While public schools are required to educate children with special needs, and are provided funding for that purpose, Hofius said many times children with Asperger’s need smaller class sizes not possible in public classrooms.
“Kids on the spectrum also require different types of adaptations than other children; they need to have classrooms that help with their sensory needs like low lights and not a lot of stimulation,” Hofius said.
“I try to explain it to people using the lights in an office, and the buzzing sound of the fluorescent bulbs. Most of us can ignore it. To kids on the spectrum it sounds like someone is banging right in their ear.”
The EPIC Academy would provide such an environment.
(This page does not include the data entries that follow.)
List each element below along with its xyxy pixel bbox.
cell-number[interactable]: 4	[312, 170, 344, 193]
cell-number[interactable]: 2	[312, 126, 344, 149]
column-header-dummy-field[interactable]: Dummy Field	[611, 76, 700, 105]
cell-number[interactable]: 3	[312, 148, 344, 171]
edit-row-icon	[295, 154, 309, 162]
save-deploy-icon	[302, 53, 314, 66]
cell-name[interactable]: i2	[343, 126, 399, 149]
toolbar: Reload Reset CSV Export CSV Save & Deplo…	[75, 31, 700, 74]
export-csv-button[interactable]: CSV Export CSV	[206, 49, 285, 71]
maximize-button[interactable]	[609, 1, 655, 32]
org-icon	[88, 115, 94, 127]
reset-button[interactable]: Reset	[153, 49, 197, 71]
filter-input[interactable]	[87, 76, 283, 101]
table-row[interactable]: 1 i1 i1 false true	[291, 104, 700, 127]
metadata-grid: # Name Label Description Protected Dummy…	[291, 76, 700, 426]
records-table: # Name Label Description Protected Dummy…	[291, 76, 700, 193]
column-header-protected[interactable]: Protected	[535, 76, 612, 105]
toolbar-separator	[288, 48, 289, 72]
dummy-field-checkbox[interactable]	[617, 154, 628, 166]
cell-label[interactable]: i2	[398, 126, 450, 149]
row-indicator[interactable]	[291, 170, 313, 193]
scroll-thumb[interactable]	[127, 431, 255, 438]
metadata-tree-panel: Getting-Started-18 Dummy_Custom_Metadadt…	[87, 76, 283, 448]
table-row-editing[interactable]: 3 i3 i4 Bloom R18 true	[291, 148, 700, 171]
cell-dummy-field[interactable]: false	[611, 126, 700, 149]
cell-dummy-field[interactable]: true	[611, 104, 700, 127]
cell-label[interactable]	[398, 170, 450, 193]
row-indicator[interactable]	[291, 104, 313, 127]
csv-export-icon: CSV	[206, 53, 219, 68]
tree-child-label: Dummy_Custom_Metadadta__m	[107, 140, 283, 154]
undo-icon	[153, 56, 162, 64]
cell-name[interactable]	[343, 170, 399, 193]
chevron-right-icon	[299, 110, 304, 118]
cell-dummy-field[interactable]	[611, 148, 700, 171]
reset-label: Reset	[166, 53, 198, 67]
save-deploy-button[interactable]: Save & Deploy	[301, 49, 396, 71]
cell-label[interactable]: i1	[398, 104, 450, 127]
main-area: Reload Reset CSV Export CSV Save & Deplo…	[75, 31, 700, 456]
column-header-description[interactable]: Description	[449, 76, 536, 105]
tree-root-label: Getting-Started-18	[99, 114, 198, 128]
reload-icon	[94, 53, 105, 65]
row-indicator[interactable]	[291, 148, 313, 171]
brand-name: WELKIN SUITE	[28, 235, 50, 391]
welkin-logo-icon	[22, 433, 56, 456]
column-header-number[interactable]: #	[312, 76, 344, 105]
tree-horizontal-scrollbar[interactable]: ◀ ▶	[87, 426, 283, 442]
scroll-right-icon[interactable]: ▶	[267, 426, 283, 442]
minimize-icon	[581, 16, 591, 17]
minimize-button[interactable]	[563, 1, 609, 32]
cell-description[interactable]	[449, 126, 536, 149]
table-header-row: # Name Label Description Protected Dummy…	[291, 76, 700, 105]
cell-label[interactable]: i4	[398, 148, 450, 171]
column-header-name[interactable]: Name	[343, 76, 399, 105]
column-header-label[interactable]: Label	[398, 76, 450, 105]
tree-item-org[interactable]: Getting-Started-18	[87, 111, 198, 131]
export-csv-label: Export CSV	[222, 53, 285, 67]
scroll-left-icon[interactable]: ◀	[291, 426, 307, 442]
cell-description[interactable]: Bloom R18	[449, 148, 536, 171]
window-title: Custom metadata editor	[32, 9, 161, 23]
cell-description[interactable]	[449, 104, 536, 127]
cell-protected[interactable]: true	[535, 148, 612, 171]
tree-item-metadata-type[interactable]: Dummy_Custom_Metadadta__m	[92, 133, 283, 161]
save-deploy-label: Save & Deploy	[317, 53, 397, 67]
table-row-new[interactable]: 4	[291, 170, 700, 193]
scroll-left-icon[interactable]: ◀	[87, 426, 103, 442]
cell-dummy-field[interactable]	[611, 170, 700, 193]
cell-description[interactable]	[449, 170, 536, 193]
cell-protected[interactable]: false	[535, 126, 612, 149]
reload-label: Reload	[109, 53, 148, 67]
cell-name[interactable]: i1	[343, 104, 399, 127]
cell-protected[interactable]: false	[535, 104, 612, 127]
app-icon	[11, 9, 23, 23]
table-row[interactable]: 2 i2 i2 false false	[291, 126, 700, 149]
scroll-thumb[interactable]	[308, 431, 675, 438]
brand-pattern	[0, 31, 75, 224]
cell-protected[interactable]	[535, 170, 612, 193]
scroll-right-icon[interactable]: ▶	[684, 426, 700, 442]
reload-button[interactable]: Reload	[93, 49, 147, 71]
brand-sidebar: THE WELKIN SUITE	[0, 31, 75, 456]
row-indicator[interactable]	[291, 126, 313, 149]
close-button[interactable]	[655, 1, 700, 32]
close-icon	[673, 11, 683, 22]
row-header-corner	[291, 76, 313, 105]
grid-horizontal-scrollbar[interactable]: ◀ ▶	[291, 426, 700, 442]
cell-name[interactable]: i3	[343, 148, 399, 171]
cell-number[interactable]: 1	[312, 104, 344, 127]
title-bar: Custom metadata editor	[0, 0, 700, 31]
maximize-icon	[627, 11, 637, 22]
Current plans are to have no more than 60 children in the school, which hopes to open in a house the group is acquiring in Hayden.
“We don’t want to bite off more than we can chew; we want to start small so we can succeed,” said Baumgarten-Pickett, whose 14-year-old son has Asperger’s.
There is likely no shortage of families looking for an alternative for their special needs children, officials said.
According to research by Betty Fry Williams, a professor and coordinator of special education at Whitworth University, the number of children diagnosed with an Autism Spectrum Disorder this year will exceed those diagnosed with AIDS, diabetes and cancer combined. Fry Williams contends that one out of every 150 children is affected by autism.
“The point of a charter is to look at a specific area of need,” Hofius said. “Obviously there is a need.”
But if approved, the school would have to be open to any children who apply, even though it would cater to children with autism.
“As a charter school we’d be a public school … we’d be accepting all students,” said Baumgarten-Pickett.
“We’d be more of an individual learning environment,” focused on life skills.